Environment Overview
Network Structure
The environment models an Underwater Wireless Sensor Network (UWSN) with:
- N sensor nodes randomly positioned in 3D space
- One sink node (destination) at a fixed position
- Each node has limited energy that depletes with transmissions
- Nodes can only communicate within a transmission range
Reinforcement Learning Setup
The environment follows the standard Gymnasium interface for RL:
- State space: Local node info + neighbor metrics
- Action space: Forward to neighbor or drop packet
- Reward function: Balances success with energy, distance, and link quality
- Termination: When packet reaches sink or is dropped
Network Visualization
Interactive 3D network visualization would appear here
Key Environment Components
State Space
The observation space provides the agent with information about:
Local Node Information
{
"energy": 50.0, # Current node's remaining energy
"position": [x, y, z] # 3D coordinates of current node
}
Neighbor Information
{
"energy": 45.0, # Neighbor's remaining energy
"distance": 25.3, # Distance to neighbor
"RSSI": -75.2, # Received Signal Strength
"SNR": 15.8, # Signal-to-Noise Ratio
"PDR": 0.92 # Packet Delivery Ratio
}
Action Space
The agent can choose from the following actions:
Forward to Neighbor N
Transmit packet to selected neighbor node
Forward to Sink
Direct transmission to destination node
Drop Packet
Terminate transmission (penalized)
Reward Function
The reward balances multiple objectives to encourage efficient routing:
reward = R_success # Base reward for success
- β * distance² # Penalize long distances
- η * energy_consumed # Penalize high energy use
- δ * (1 - PDR) # Penalize poor link quality
- θ * (1 / residual_energy) # Penalize low-energy nodes
Reward Components
-
R_success: Fixed reward for reaching sink
-
Distance penalty: Discourages long hops
-
Energy penalty: Conserves network energy
-
Link quality penalty: Encourages reliable paths
Example Scenarios
-
Short, efficient path: High reward
-
Long but reliable path: Moderate reward
-
Dropped packet: Significant penalty
Technical Implementation
Environment Initialization
def __init__(self, num_nodes=10, max_energy=100,
initial_energy=50, transmission_range=100):
# Initialize node positions randomly in 3D space
self.node_positions = np.random.uniform(0, 100, size=(num_nodes, 3))
# Set initial energies
self.node_energies = np.full(num_nodes, initial_energy)
# Define action space (forward to any node or drop)
self.action_space = gym.spaces.Discrete(num_nodes + 1)
# Define observation space (local + neighbor info)
self.observation_space = gym.spaces.Dict(...)
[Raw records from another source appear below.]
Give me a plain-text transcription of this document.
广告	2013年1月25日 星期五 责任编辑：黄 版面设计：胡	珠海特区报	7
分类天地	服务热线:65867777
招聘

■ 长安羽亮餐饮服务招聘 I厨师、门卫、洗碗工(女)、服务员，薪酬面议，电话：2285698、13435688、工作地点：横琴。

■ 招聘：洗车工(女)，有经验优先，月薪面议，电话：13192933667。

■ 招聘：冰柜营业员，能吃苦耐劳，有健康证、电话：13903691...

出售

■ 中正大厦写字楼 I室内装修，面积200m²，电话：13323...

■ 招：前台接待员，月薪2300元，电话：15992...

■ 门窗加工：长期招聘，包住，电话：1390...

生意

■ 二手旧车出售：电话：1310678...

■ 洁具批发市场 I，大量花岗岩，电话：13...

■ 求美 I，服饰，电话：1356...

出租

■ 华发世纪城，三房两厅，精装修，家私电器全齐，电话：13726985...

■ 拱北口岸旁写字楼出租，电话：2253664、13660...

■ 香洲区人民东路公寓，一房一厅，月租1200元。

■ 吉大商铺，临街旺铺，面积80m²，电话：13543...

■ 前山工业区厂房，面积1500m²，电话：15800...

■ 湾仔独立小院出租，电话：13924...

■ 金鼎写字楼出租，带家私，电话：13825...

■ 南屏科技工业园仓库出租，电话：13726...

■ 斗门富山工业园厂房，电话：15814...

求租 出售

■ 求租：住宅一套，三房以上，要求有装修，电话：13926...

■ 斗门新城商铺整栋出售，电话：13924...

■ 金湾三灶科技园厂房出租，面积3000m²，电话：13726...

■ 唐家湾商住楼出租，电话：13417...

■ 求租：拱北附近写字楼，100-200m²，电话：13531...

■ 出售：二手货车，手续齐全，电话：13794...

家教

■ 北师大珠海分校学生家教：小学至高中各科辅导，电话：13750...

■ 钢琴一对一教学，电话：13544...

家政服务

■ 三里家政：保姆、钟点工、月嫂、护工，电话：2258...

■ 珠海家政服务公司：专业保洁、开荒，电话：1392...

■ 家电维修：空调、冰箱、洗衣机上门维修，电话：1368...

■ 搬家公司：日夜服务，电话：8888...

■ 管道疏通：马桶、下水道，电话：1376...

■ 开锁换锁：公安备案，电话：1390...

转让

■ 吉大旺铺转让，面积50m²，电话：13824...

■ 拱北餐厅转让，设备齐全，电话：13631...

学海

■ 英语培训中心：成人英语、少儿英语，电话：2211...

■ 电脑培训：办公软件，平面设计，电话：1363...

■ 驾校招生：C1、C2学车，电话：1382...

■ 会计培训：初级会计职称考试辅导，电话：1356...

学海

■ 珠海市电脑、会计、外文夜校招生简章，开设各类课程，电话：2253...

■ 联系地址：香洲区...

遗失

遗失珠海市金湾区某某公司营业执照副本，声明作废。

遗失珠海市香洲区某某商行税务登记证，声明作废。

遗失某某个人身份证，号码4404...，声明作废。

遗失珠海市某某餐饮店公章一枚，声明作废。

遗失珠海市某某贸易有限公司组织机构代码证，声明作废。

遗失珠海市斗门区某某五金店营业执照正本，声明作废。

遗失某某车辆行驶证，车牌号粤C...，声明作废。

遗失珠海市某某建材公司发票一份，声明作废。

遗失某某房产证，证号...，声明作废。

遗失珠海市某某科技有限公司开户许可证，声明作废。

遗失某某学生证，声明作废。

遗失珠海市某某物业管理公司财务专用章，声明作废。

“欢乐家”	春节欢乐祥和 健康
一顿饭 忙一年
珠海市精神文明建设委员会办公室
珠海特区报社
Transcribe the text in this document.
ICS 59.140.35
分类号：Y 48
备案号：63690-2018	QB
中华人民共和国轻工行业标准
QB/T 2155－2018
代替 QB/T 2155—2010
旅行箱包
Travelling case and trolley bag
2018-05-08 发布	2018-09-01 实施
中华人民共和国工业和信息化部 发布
The environment is initialized with configurable parameters for network size, energy levels, and transmission range.
Step Function
def step(self, action):
if action == "drop":
reward = -10
terminated = True
elif action == sink_node:
reward = R_success
terminated = True
else:
# Calculate multi-component reward
reward = compute_reward(current_node, action)
# Update node energy
self.node_energies[action] -= 1
return observation, reward, terminated, truncated, info
The step function handles packet forwarding, energy consumption, and computes the multi-objective reward.